For more information about sort order, see the chapter on the SORT procedure in the Base SAS Procedures Guide and the discussion of BY-group processing in SAS Language Reference: Concepts.

Model Options

ALPHA=number

specifies the significance level $\alpha $ of the confidence limits on the final nonparametric component estimates when you request confidence limits to be included in the output data set. Specify number as a value between 0 and 1. The default value is 0.05. See the section OUTPUT Statement for more information about the OUTPUT statement.

ANODEV=type

specifies the type of method to be used to produce the Analysis of Deviance table for smoothing effects. The available choices are as follows:

REFIT

specifies that PROC GAM perform $\chi ^2$ tests by fitting nested GAM models. This is the default choice if you do not specify the ANODEV=  option. This choice requires fitting separate GAM models where one smoothing term is omitted from each model.

NOREFIT

specifies that PROC GAM perform approximate tests of smoothing effects. To test each smoothing effect, a weighted least squares model is fitted to the remaining parametric part of the model while keeping other nonlinear smoothers fixed. For details, see Hastie (1991). This choice requires only a single GAM fitting to be performed, which reduces the time of the procedure.

NONE

requests that the procedure not produce the Analysis of Deviance table for smoothing effects.

DIST=distribution-id
LINK=distribution-id

specifies the distribution family used in the model. The choices for distribution-id are displayed in Table 39.4. See Distribution Family and Canonical Link for more information.

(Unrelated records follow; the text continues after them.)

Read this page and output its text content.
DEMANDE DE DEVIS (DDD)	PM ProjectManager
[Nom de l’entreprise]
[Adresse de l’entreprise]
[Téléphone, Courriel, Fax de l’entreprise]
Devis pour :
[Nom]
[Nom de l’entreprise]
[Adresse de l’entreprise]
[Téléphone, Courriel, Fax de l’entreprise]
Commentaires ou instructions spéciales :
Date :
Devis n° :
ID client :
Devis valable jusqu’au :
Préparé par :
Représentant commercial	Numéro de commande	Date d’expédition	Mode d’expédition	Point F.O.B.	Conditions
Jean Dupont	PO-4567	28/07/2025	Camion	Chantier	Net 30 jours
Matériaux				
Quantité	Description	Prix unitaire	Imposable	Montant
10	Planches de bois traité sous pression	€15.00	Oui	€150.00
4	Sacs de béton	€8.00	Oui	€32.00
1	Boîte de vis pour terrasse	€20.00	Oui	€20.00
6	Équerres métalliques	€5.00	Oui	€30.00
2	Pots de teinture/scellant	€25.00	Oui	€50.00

Table 39.4: Distribution Families for GAM Models

DIST=

Distribution

Link Function

Response Data Type

GAUSSIAN | GAUS | NORM

Normal (Gaussian)

Identity

Continuous variables

BINOMIAL | LOGI | BIN

Binomial

Logit

Binary variables

POISSON | POIS | LOGL

Poisson

Log

Nonnegative discrete variables

GAMMA | GAMM

Gamma

Negative reciprocal

Positive continuous variables

IGAUSSIAN | IGAU | INVG

Inverse Gaussian

Squared reciprocal

Positive continuous variables


Canonical link functions are used with those distributions. Although alternative links are possible theoretically, the final fit of nonparametric regression models is relatively insensitive to the precise choice of link functions. Therefore, only the canonical link for each distribution family is implemented in PROC GAM. The loess smoother is not available for DIST=BINOMIAL when the number of trials is greater than 1.

EPSILON=number

specifies the convergence criterion for the backfitting algorithm. The default value is 1E–8.

EPSSCORE=number

specifies the convergence criterion for the local scoring algorithm. The default value is 1E–8.

ITPRINT

produces an iteration summary table for the smoothing effects when doing backfitting and local scoring.

MAXITER=number

specifies the maximum number of iterations for the backfitting algorithm. The default value is 50.

MAXITSCORE=number

specifies the maximum number of iterations for the local scoring algorithm. The default value is 100.

METHOD=GCV

specifies that the value of the smoothing parameter should be selected by generalized cross validation. If you specify both METHOD=GCV and the DF= option for the smoothing effects, the user-specified DF is used, and the METHOD=GCV option is ignored. See the section Selection of Smoothing Parameters for more details on the GCV method.

OFFSET=variable

specifies an offset for the linear predictor. An offset plays the role of a predictor whose coefficient is known to be 1. For example, you can use an offset in a Poisson model when counts have been obtained in time intervals of different lengths. With a log link function, you can model the counts as Poisson variables with the logarithm of the time interval as the offset variable. The offset variable cannot appear in the CLASS statement or elsewhere in the MODEL statement.